Simplifying expressions is a crucial skill in algebra, where complex expressions are reduced to their simplest form. Let's take a closer look at the process.
When simplifying, it is important to address one part of the expression at a time. In our original exercise, \([-2+(-7)]+[-11+22]\), we encountered two separate expressions under brackets that needed to be simplified individually. This involves combining like terms.
The first part, \([-2 + (-7)]\), was simplified by recognizing that addition of a negative number is like subtraction, so \(-2 + (-7)\) became \(-9\).
For the second part, \([-11 + 22]\), the simplification involved subtracting 11 from 22, resulting in \(11\).
By simplifying each part separately, we converted the expression to \([-9 + 11]\), making it easier to process further.

Understanding negative numbers is vital, particularly in addition and subtraction. Negative numbers are those less than zero, indicated by a negative sign (-). They behave differently from positive numbers.
When adding a negative number, it's equivalent to subtracting its positive counterpart. For example, the expression \(-2 + (-7)\) simplifies to \(-2 - 7\).
Remember that when subtracting a larger negative number, you actually increase the value. That's why \(-9 + 11\) simplifies to \(2\), because 11 is larger, making the result positive.

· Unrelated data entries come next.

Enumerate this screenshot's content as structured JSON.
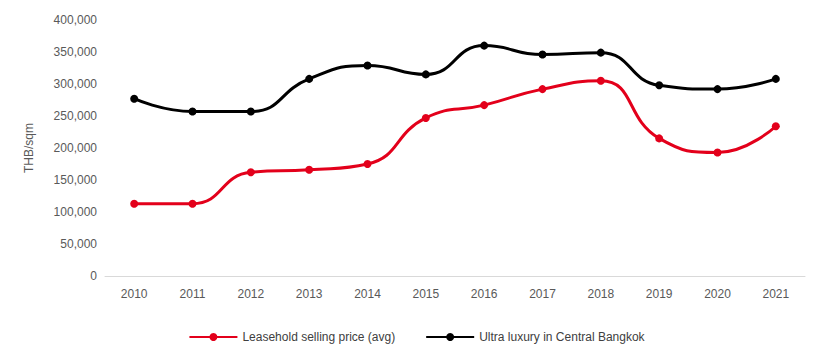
{
  "chart_data": {
    "type": "line",
    "ylabel": "THB/sqm",
    "categories": [
      "2010",
      "2011",
      "2012",
      "2013",
      "2014",
      "2015",
      "2016",
      "2017",
      "2018",
      "2019",
      "2020",
      "2021"
    ],
    "series": [
      {
        "name": "Leasehold selling price (avg)",
        "color": "#e3001b",
        "marker": "circle",
        "line_style": "solid",
        "values": [
          113000,
          113000,
          162000,
          166000,
          175000,
          247000,
          267000,
          292000,
          305000,
          215000,
          193000,
          234000
        ]
      },
      {
        "name": "Ultra luxury in Central Bangkok",
        "color": "#000000",
        "marker": "circle",
        "line_style": "solid",
        "values": [
          277000,
          257000,
          257000,
          308000,
          329000,
          315000,
          360000,
          346000,
          349000,
          298000,
          292000,
          308000
        ]
      }
    ],
    "ylim": [
      0,
      400000
    ],
    "yticks": [
      {
        "value": 0,
        "label": "0"
      },
      {
        "value": 50000,
        "label": "50,000"
      },
      {
        "value": 100000,
        "label": "100,000"
      },
      {
        "value": 150000,
        "label": "150,000"
      },
      {
        "value": 200000,
        "label": "200,000"
      },
      {
        "value": 250000,
        "label": "250,000"
      },
      {
        "value": 300000,
        "label": "300,000"
      },
      {
        "value": 350000,
        "label": "350,000"
      },
      {
        "value": 400000,
        "label": "400,000"
      }
    ],
    "grid": false,
    "legend": "bottom"
  }
}
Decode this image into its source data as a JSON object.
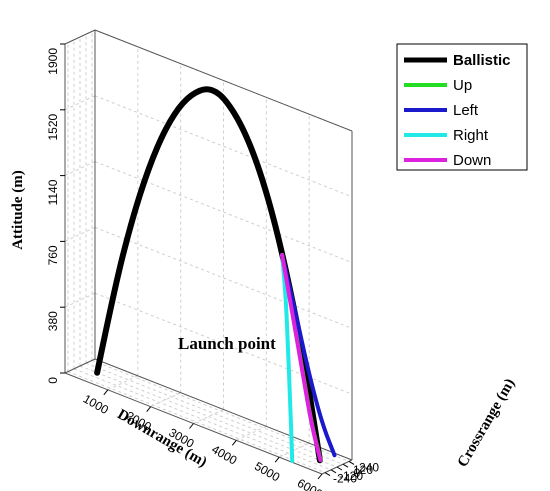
{
  "chart_data": {
    "type": "line",
    "projection": "3d",
    "axes": {
      "downrange": {
        "label": "Downrange (m)",
        "ticks": [
          "1000",
          "2000",
          "3000",
          "4000",
          "5000",
          "6000"
        ],
        "range": [
          0,
          6000
        ]
      },
      "crossrange": {
        "label": "Crossrange (m)",
        "ticks": [
          "-240",
          "-120",
          "0",
          "120",
          "240"
        ],
        "range": [
          -300,
          300
        ]
      },
      "altitude": {
        "label": "Attitude (m)",
        "ticks": [
          "0",
          "380",
          "760",
          "1140",
          "1520",
          "1900"
        ],
        "range": [
          0,
          1900
        ]
      }
    },
    "grid": true,
    "legend_placement": "top-right",
    "annotation": "Launch point",
    "series": [
      {
        "name": "Ballistic",
        "color": "#000000",
        "points": [
          [
            400,
            0,
            0
          ],
          [
            800,
            0,
            520
          ],
          [
            1200,
            0,
            950
          ],
          [
            1600,
            0,
            1300
          ],
          [
            2000,
            0,
            1570
          ],
          [
            2400,
            0,
            1760
          ],
          [
            2800,
            0,
            1870
          ],
          [
            3100,
            0,
            1900
          ],
          [
            3400,
            0,
            1870
          ],
          [
            3800,
            0,
            1750
          ],
          [
            4200,
            0,
            1540
          ],
          [
            4600,
            0,
            1230
          ],
          [
            5000,
            0,
            820
          ],
          [
            5300,
            0,
            450
          ],
          [
            5600,
            0,
            0
          ]
        ]
      },
      {
        "name": "Up",
        "color": "#22dd22",
        "points": [
          [
            4720,
            0,
            1100
          ],
          [
            4950,
            5,
            800
          ],
          [
            5200,
            10,
            450
          ],
          [
            5400,
            12,
            180
          ],
          [
            5600,
            15,
            0
          ]
        ]
      },
      {
        "name": "Left",
        "color": "#1a1acc",
        "points": [
          [
            4720,
            0,
            1100
          ],
          [
            4960,
            50,
            800
          ],
          [
            5200,
            120,
            450
          ],
          [
            5430,
            190,
            170
          ],
          [
            5650,
            250,
            0
          ]
        ]
      },
      {
        "name": "Right",
        "color": "#22e8e8",
        "points": [
          [
            4720,
            0,
            1100
          ],
          [
            4870,
            -60,
            900
          ],
          [
            5000,
            -130,
            650
          ],
          [
            5140,
            -200,
            330
          ],
          [
            5270,
            -270,
            0
          ]
        ]
      },
      {
        "name": "Down",
        "color": "#dd22dd",
        "points": [
          [
            4720,
            0,
            1100
          ],
          [
            4950,
            0,
            800
          ],
          [
            5200,
            5,
            450
          ],
          [
            5400,
            8,
            180
          ],
          [
            5600,
            10,
            0
          ]
        ]
      }
    ]
  }
}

In performing operations with negative numbers, it's essential to keep track of the signs, as they dictate the final result's sign.

The order of operations is a set of rules that dictate the sequence in which mathematical operations should be performed to ensure consistent results. The acronym "PEMDAS" can help you remember the order: Parentheses, Exponents, Multiplication, Division, Addition, and Subtraction.

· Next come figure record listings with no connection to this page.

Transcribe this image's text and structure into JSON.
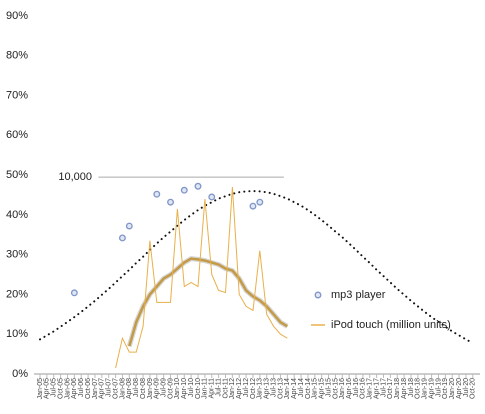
{
  "chart_data": {
    "type": "line",
    "categories": [
      "Jan-05",
      "Apr-05",
      "Jul-05",
      "Oct-05",
      "Jan-06",
      "Apr-06",
      "Jul-06",
      "Oct-06",
      "Jan-07",
      "Apr-07",
      "Jul-07",
      "Oct-07",
      "Jan-08",
      "Apr-08",
      "Jul-08",
      "Oct-08",
      "Jan-09",
      "Apr-09",
      "Jul-09",
      "Oct-09",
      "Jan-10",
      "Apr-10",
      "Jul-10",
      "Oct-10",
      "Jan-11",
      "Apr-11",
      "Jul-11",
      "Oct-11",
      "Jan-12",
      "Apr-12",
      "Jul-12",
      "Oct-12",
      "Jan-13",
      "Apr-13",
      "Jul-13",
      "Oct-13",
      "Jan-14",
      "Apr-14",
      "Jul-14",
      "Oct-14",
      "Jan-15",
      "Apr-15",
      "Jul-15",
      "Oct-15",
      "Jan-16",
      "Apr-16",
      "Jul-16",
      "Oct-16",
      "Jan-17",
      "Apr-17",
      "Jul-17",
      "Oct-17",
      "Jan-18",
      "Apr-18",
      "Jul-18",
      "Oct-18",
      "Jan-19",
      "Apr-19",
      "Jul-19",
      "Oct-19",
      "Jan-20",
      "Apr-20",
      "Jul-20",
      "Oct-20"
    ],
    "ylim": [
      0,
      90
    ],
    "yticks": [
      {
        "value": 0,
        "label": "0%"
      },
      {
        "value": 10,
        "label": "10%"
      },
      {
        "value": 20,
        "label": "20%"
      },
      {
        "value": 30,
        "label": "30%"
      },
      {
        "value": 40,
        "label": "40%"
      },
      {
        "value": 50,
        "label": "50%"
      },
      {
        "value": 60,
        "label": "60%"
      },
      {
        "value": 70,
        "label": "70%"
      },
      {
        "value": 80,
        "label": "80%"
      },
      {
        "value": 90,
        "label": "90%"
      }
    ],
    "reference_line": {
      "value": 49.5,
      "label": "10,000"
    },
    "series": [
      {
        "name": "mp3 player",
        "style": "markers",
        "color": "#7f96c8",
        "values": [
          null,
          null,
          null,
          null,
          null,
          20.4,
          null,
          null,
          null,
          null,
          null,
          null,
          34.2,
          37.2,
          null,
          null,
          null,
          45.2,
          null,
          43.2,
          null,
          46.2,
          null,
          47.2,
          null,
          44.5,
          null,
          null,
          null,
          null,
          null,
          42.2,
          43.2,
          null,
          null,
          null,
          null,
          null,
          null,
          null,
          null,
          null,
          null,
          null,
          null,
          null,
          null,
          null,
          null,
          null,
          null,
          null,
          null,
          null,
          null,
          null,
          null,
          null,
          null,
          null,
          null,
          null,
          null,
          null
        ]
      },
      {
        "name": "iPod touch (million units)",
        "style": "thin",
        "color": "#e8b04a",
        "values": [
          null,
          null,
          null,
          null,
          null,
          null,
          null,
          null,
          null,
          null,
          null,
          1.5,
          9,
          5.5,
          5.5,
          12,
          33.5,
          18,
          18,
          18,
          41.5,
          22,
          23,
          22,
          44,
          25,
          21,
          20.5,
          47,
          20,
          17,
          16,
          31,
          15,
          12,
          10,
          9,
          null,
          null,
          null,
          null,
          null,
          null,
          null,
          null,
          null,
          null,
          null,
          null,
          null,
          null,
          null,
          null,
          null,
          null,
          null,
          null,
          null,
          null,
          null,
          null,
          null,
          null,
          null
        ]
      },
      {
        "style": "thick",
        "color": "#c39a45",
        "values": [
          null,
          null,
          null,
          null,
          null,
          null,
          null,
          null,
          null,
          null,
          null,
          null,
          null,
          7,
          13,
          17,
          20,
          22,
          24,
          25,
          26.5,
          28,
          29,
          28.8,
          28.5,
          28,
          27.5,
          26.5,
          26,
          24,
          21,
          19.5,
          18.5,
          17,
          15,
          13,
          12,
          null,
          null,
          null,
          null,
          null,
          null,
          null,
          null,
          null,
          null,
          null,
          null,
          null,
          null,
          null,
          null,
          null,
          null,
          null,
          null,
          null,
          null,
          null,
          null,
          null,
          null,
          null
        ]
      },
      {
        "style": "dotted",
        "color": "#111111",
        "values": [
          8.7,
          9.7,
          10.7,
          11.9,
          13.1,
          14.3,
          15.6,
          17.0,
          18.4,
          19.9,
          21.4,
          23.0,
          24.6,
          26.2,
          27.9,
          29.5,
          31.2,
          32.8,
          34.4,
          35.8,
          37.3,
          38.7,
          40.0,
          41.2,
          42.3,
          43.2,
          44.1,
          44.7,
          45.3,
          45.7,
          45.9,
          46,
          45.9,
          45.7,
          45.3,
          44.7,
          44.1,
          43.2,
          42.3,
          41.2,
          40.0,
          38.7,
          37.3,
          35.8,
          34.4,
          32.8,
          31.2,
          29.5,
          27.9,
          26.2,
          24.6,
          23.0,
          21.4,
          19.9,
          18.4,
          17.0,
          15.6,
          14.3,
          13.1,
          11.9,
          10.7,
          9.7,
          8.7,
          7.8
        ]
      }
    ]
  }
}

In expressions like our example, \([-2+(-7)]+[-11+22]\), parentheses are handled first, simplifying what's inside each bracket before combining the results.

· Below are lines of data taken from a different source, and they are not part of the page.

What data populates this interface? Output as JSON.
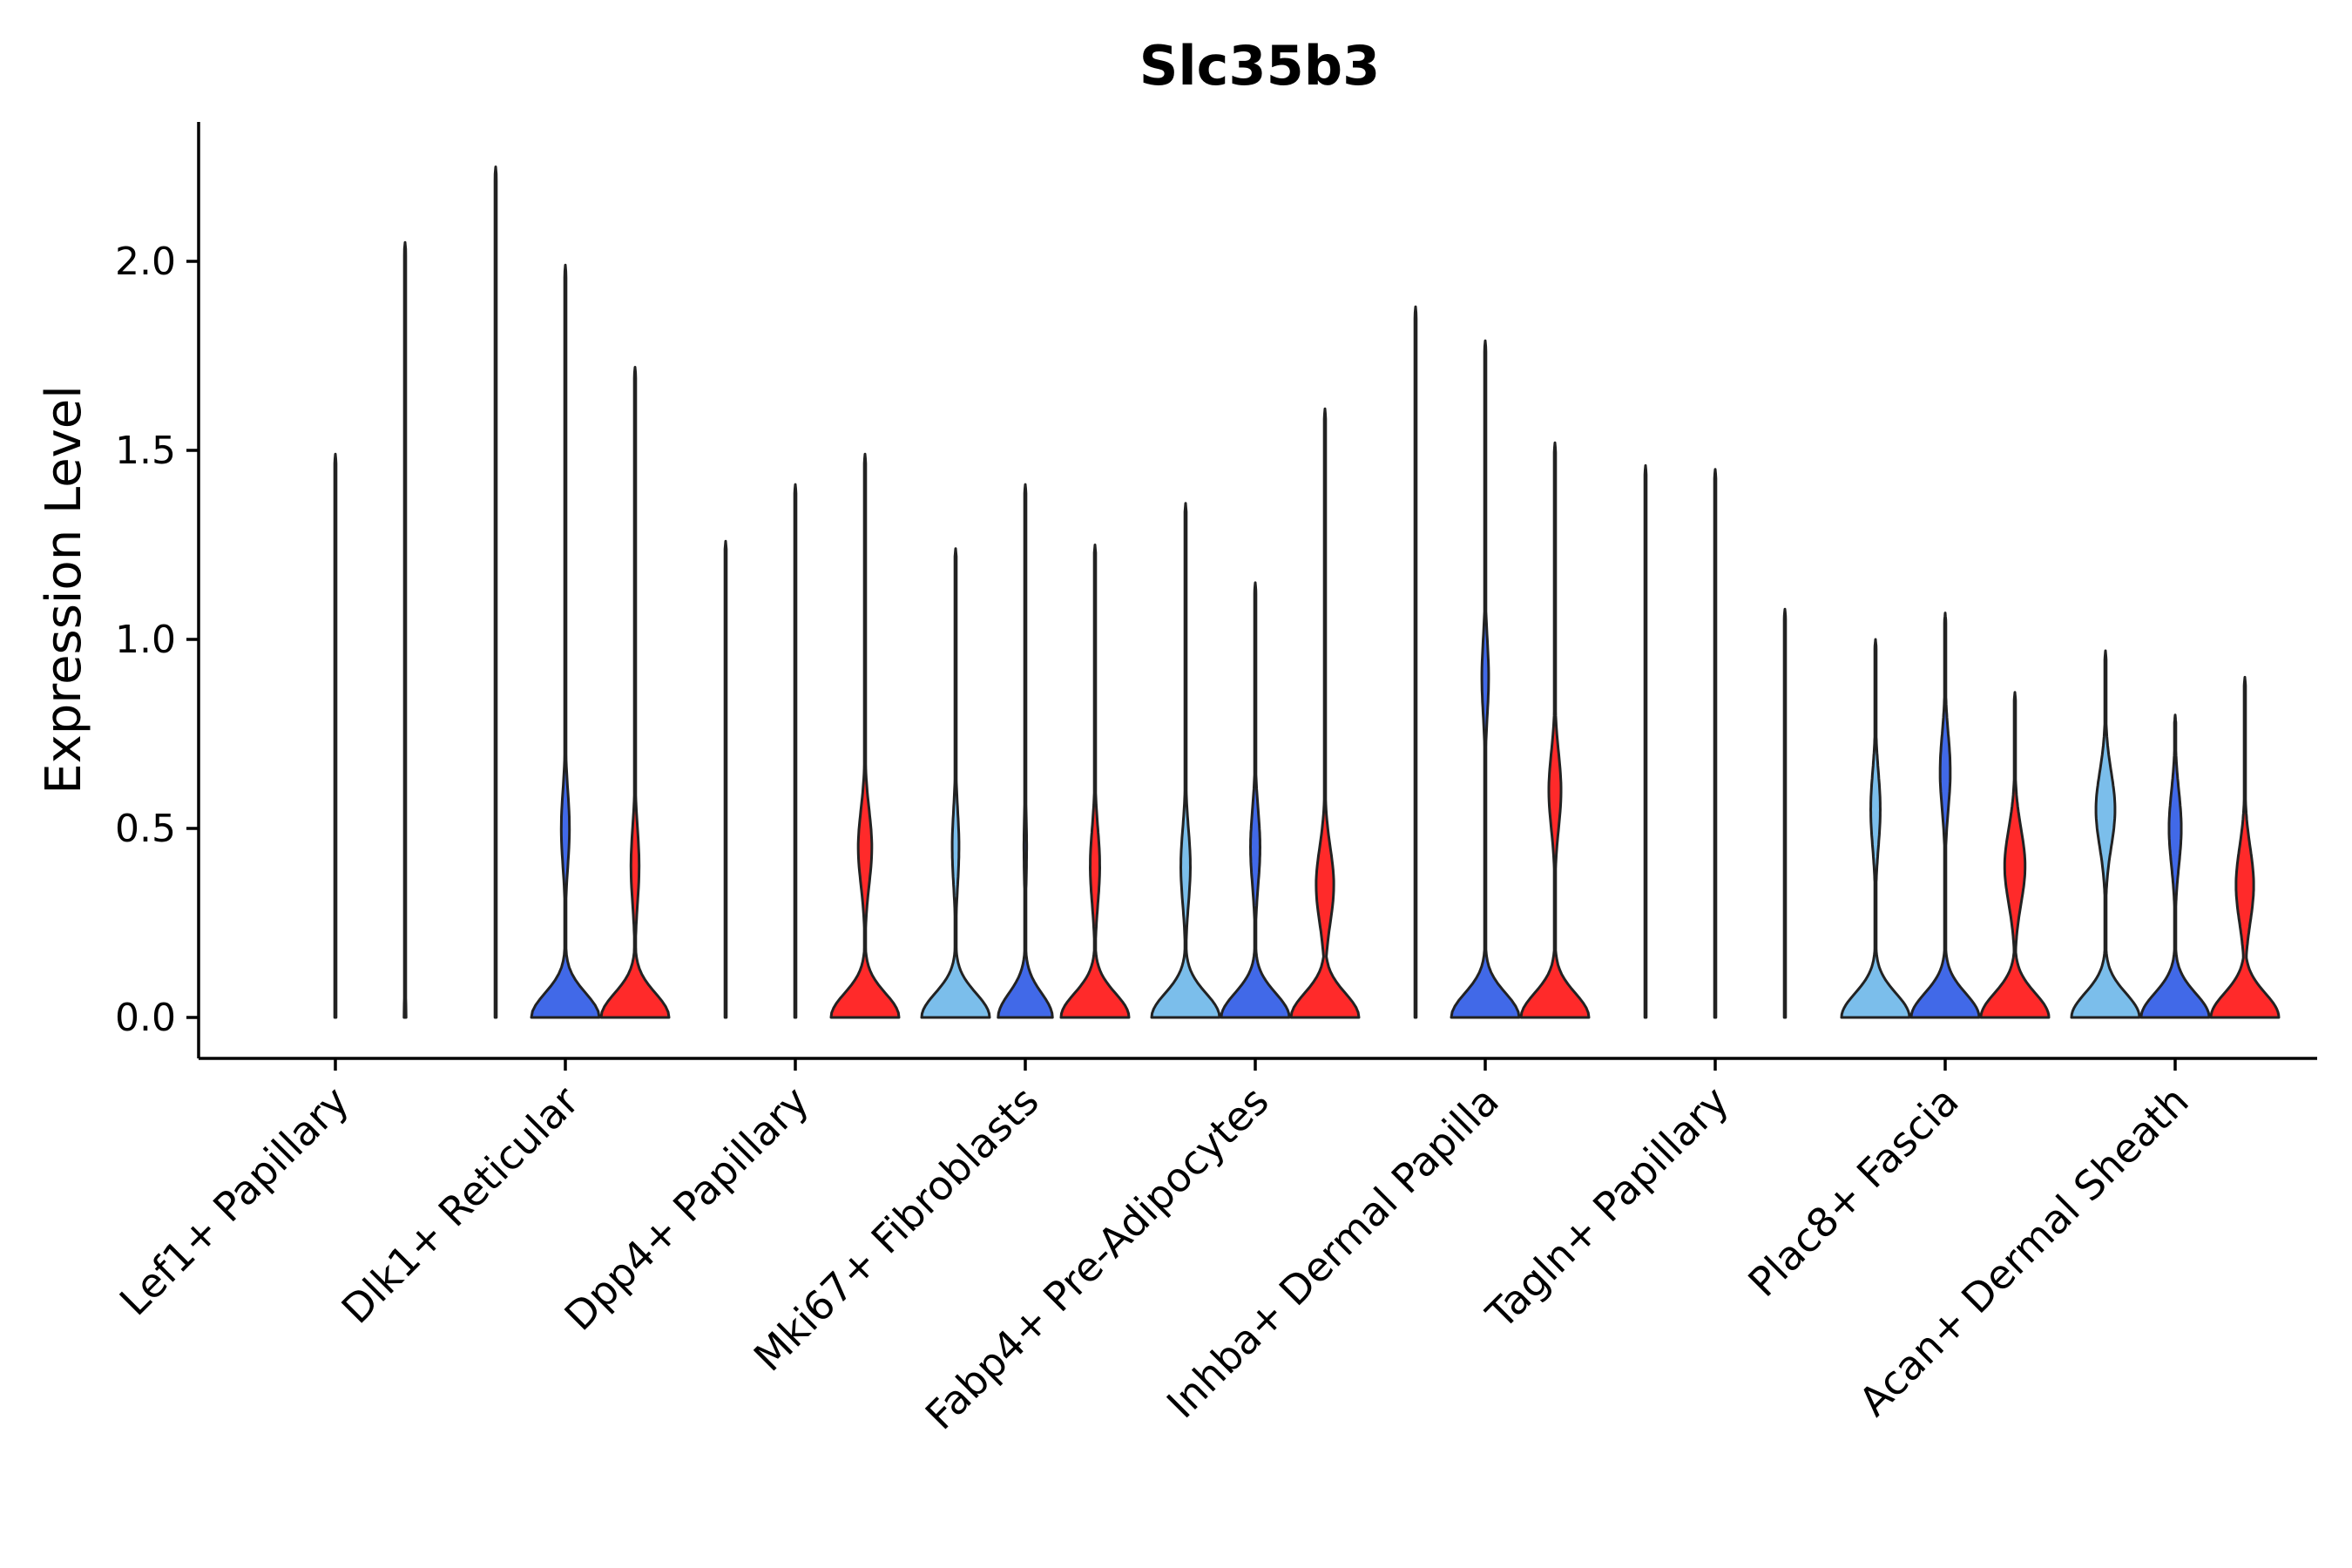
{
  "chart_data": {
    "type": "violin",
    "title": "Slc35b3",
    "xlabel": "",
    "ylabel": "Expression Level",
    "ylim": [
      -0.11,
      2.36
    ],
    "yticks": [
      0.0,
      0.5,
      1.0,
      1.5,
      2.0
    ],
    "ytick_labels": [
      "0.0",
      "0.5",
      "1.0",
      "1.5",
      "2.0"
    ],
    "colors": {
      "group1": "#7BBEEB",
      "group2": "#4169E8",
      "group3": "#FF2A2A",
      "outline": "#222222"
    },
    "categories": [
      "Lef1+ Papillary",
      "Dlk1+ Reticular",
      "Dpp4+ Papillary",
      "Mki67+ Fibroblasts",
      "Fabp4+ Pre-Adipocytes",
      "Inhba+ Dermal Papilla",
      "Tagln+ Papillary",
      "Plac8+ Fascia",
      "Acan+ Dermal Sheath"
    ],
    "violins": [
      [
        {
          "group": 1,
          "max": 0.0,
          "base_width": 0.01,
          "mode": 0.0,
          "mode_width": 0.0
        },
        {
          "group": 2,
          "max": 1.49,
          "base_width": 0.02,
          "mode": 0.0,
          "mode_width": 0.0
        },
        {
          "group": 3,
          "max": 2.05,
          "base_width": 0.03,
          "mode": 0.0,
          "mode_width": 0.0
        }
      ],
      [
        {
          "group": 1,
          "max": 2.25,
          "base_width": 0.02,
          "mode": 0.0,
          "mode_width": 0.0
        },
        {
          "group": 2,
          "max": 1.99,
          "base_width": 1.0,
          "mode": 0.5,
          "mode_width": 0.12
        },
        {
          "group": 3,
          "max": 1.72,
          "base_width": 1.0,
          "mode": 0.4,
          "mode_width": 0.12
        }
      ],
      [
        {
          "group": 1,
          "max": 1.26,
          "base_width": 0.01,
          "mode": 0.0,
          "mode_width": 0.0
        },
        {
          "group": 2,
          "max": 1.41,
          "base_width": 0.01,
          "mode": 0.0,
          "mode_width": 0.0
        },
        {
          "group": 3,
          "max": 1.49,
          "base_width": 1.0,
          "mode": 0.45,
          "mode_width": 0.2
        }
      ],
      [
        {
          "group": 1,
          "max": 1.24,
          "base_width": 1.0,
          "mode": 0.45,
          "mode_width": 0.1
        },
        {
          "group": 2,
          "max": 1.41,
          "base_width": 0.8,
          "mode": 0.45,
          "mode_width": 0.04
        },
        {
          "group": 3,
          "max": 1.25,
          "base_width": 1.0,
          "mode": 0.4,
          "mode_width": 0.14
        }
      ],
      [
        {
          "group": 1,
          "max": 1.36,
          "base_width": 1.0,
          "mode": 0.4,
          "mode_width": 0.14
        },
        {
          "group": 2,
          "max": 1.15,
          "base_width": 1.0,
          "mode": 0.45,
          "mode_width": 0.14
        },
        {
          "group": 3,
          "max": 1.61,
          "base_width": 1.0,
          "mode": 0.35,
          "mode_width": 0.26
        }
      ],
      [
        {
          "group": 1,
          "max": 1.88,
          "base_width": 0.01,
          "mode": 0.0,
          "mode_width": 0.0
        },
        {
          "group": 2,
          "max": 1.79,
          "base_width": 1.0,
          "mode": 0.9,
          "mode_width": 0.1
        },
        {
          "group": 3,
          "max": 1.52,
          "base_width": 1.0,
          "mode": 0.6,
          "mode_width": 0.18
        }
      ],
      [
        {
          "group": 1,
          "max": 1.46,
          "base_width": 0.01,
          "mode": 0.0,
          "mode_width": 0.0
        },
        {
          "group": 2,
          "max": 1.45,
          "base_width": 0.01,
          "mode": 0.0,
          "mode_width": 0.0
        },
        {
          "group": 3,
          "max": 1.08,
          "base_width": 0.01,
          "mode": 0.0,
          "mode_width": 0.0
        }
      ],
      [
        {
          "group": 1,
          "max": 1.0,
          "base_width": 1.0,
          "mode": 0.55,
          "mode_width": 0.14
        },
        {
          "group": 2,
          "max": 1.07,
          "base_width": 1.0,
          "mode": 0.65,
          "mode_width": 0.15
        },
        {
          "group": 3,
          "max": 0.86,
          "base_width": 1.0,
          "mode": 0.4,
          "mode_width": 0.3
        }
      ],
      [
        {
          "group": 1,
          "max": 0.97,
          "base_width": 1.0,
          "mode": 0.55,
          "mode_width": 0.28
        },
        {
          "group": 2,
          "max": 0.8,
          "base_width": 1.0,
          "mode": 0.5,
          "mode_width": 0.18
        },
        {
          "group": 3,
          "max": 0.9,
          "base_width": 1.0,
          "mode": 0.35,
          "mode_width": 0.26
        }
      ]
    ]
  }
}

Each bracket operates independently, following the same rules of arithmetic clarity. This method prevents confusion and errors, ensuring that each expression is correctly simplified.
By simplifying expressions within parentheses first, and considering the entire order, we identify the final result correctly as \(2\).
Following the correct order of operations is crucial, or different and incorrect results may arise.